Envirotech explains that Carter did not meet its legitimate job expectations when he was absent from work more times than he was allowed in a six month period and when he damaged Envirotech's property on four occasions during the final two months of his employment. Envirotech also argues that Carter cannot show that a similarly situated employee was treated differently. As an example, Envirotech asserts that another employee, who was Caucasian, was terminated prior to Carter, for also damaging property, and Carter does not challenge this evidence. In addition, Envirotech points out that Carter does not dispute that he had attendance problems and admits that he accidently damaged products and equipment on four occasions between June 2014 and his termination date in August 2014.

Carter contends that the reason for his termination was pretextual but the evidence he presents does not support his argument. To show pretext, Carter argues that he was never written up prior to filing his EEOC claim against Envirotech. However, Envirotech provided evidence in the record that shows Carter had been written up for his attendance and negative performance long before he filed the EEOC claim. In October 2013, November 2013 and January 2014, several months prior to filing the EEOC claim, Carter had received negative remarks on his evaluations regarding his attentiveness, attendance, and dedication.

Carter also points to the two times that he was laid off as indicative of discrimination. He argues that on both occasions, employees with less seniority than him were allowed to stay at work are were not subjected to lay off. Envirotech asserts that Carter was not laid off because of his race, but because of his poor attendance and disciplinary record. Carter had received notices that he missed his maximum amount of days and was placed on probation during those time periods. He was laid off twice before he filed his claim with the EEOC, therefore the lay-offs do not present evidence of retaliation or discrimination2.
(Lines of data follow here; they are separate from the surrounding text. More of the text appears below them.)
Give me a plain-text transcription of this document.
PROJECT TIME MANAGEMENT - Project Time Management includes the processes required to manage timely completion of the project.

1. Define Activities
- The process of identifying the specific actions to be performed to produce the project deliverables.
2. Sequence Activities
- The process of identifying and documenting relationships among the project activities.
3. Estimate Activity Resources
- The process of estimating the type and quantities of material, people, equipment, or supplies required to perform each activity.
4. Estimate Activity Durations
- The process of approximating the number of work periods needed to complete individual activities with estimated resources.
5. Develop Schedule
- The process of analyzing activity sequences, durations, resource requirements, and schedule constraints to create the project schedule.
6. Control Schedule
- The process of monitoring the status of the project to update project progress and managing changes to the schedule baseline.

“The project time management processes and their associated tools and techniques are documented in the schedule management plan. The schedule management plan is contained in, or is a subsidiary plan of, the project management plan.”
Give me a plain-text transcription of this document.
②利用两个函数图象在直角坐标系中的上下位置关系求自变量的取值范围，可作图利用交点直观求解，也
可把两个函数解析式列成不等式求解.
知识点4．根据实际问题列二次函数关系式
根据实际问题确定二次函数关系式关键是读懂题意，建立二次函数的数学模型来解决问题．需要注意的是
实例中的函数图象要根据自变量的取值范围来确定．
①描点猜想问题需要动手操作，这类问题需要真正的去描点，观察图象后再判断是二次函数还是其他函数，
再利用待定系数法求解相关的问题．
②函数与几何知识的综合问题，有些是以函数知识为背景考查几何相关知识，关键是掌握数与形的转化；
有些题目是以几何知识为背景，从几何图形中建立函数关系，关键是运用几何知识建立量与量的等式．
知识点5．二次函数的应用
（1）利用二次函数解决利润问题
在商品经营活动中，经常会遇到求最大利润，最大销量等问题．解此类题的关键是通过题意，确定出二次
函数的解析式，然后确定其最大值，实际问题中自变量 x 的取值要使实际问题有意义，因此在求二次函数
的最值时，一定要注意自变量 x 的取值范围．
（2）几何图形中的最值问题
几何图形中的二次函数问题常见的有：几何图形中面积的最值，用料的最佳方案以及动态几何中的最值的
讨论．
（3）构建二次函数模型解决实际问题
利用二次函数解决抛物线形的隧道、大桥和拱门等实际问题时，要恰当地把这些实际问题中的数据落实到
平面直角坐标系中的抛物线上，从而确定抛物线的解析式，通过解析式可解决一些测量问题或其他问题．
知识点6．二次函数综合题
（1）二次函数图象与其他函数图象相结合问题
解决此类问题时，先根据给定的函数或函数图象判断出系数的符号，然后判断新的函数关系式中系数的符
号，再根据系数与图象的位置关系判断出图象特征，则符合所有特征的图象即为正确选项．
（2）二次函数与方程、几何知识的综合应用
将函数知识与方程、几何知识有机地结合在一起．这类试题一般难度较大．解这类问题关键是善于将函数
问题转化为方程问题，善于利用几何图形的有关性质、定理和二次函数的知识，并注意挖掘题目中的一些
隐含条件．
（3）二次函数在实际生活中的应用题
Carter has not established a prima facie case of discrimination based on the evidence designated in the record. Further, Carter has not shown that Envirotech's articulated reasons for terminating his employment were pretextual. Thus, summary judgment is warranted on Carter's claims for race discrimination under Title VII.

IV. CONCLUSION

For the foregoing reasons, Defendant Envirotech Extrusion, Inc.'s Motion for Summary Judgment (Filing No. 16) is GRANTED.

SO ORDERED.

FootNotes


1. Carter's Charge of Discrimination filed with the EEOC is not dated (Filing No. 1-2 at p. 2), however, the accompanying letter is dated June 17, 2014. Id. at p. 3.
2. Although not specifically pled, Carter asserts in his response that Envirotech retaliated against him when he filed the EEOC claim. "[A]n employer may not retaliate against an employee who has complained about discrimination or other employment practices that violate Title VII." Racicot v. Wal-Mart Stores, Inc., 414 F.3d 675, 678 (7th Cir. 2005). U.S.C. § 2000e-3(a) (2012). Any claim for retaliation fails for the same reasons as the race discrimination claim.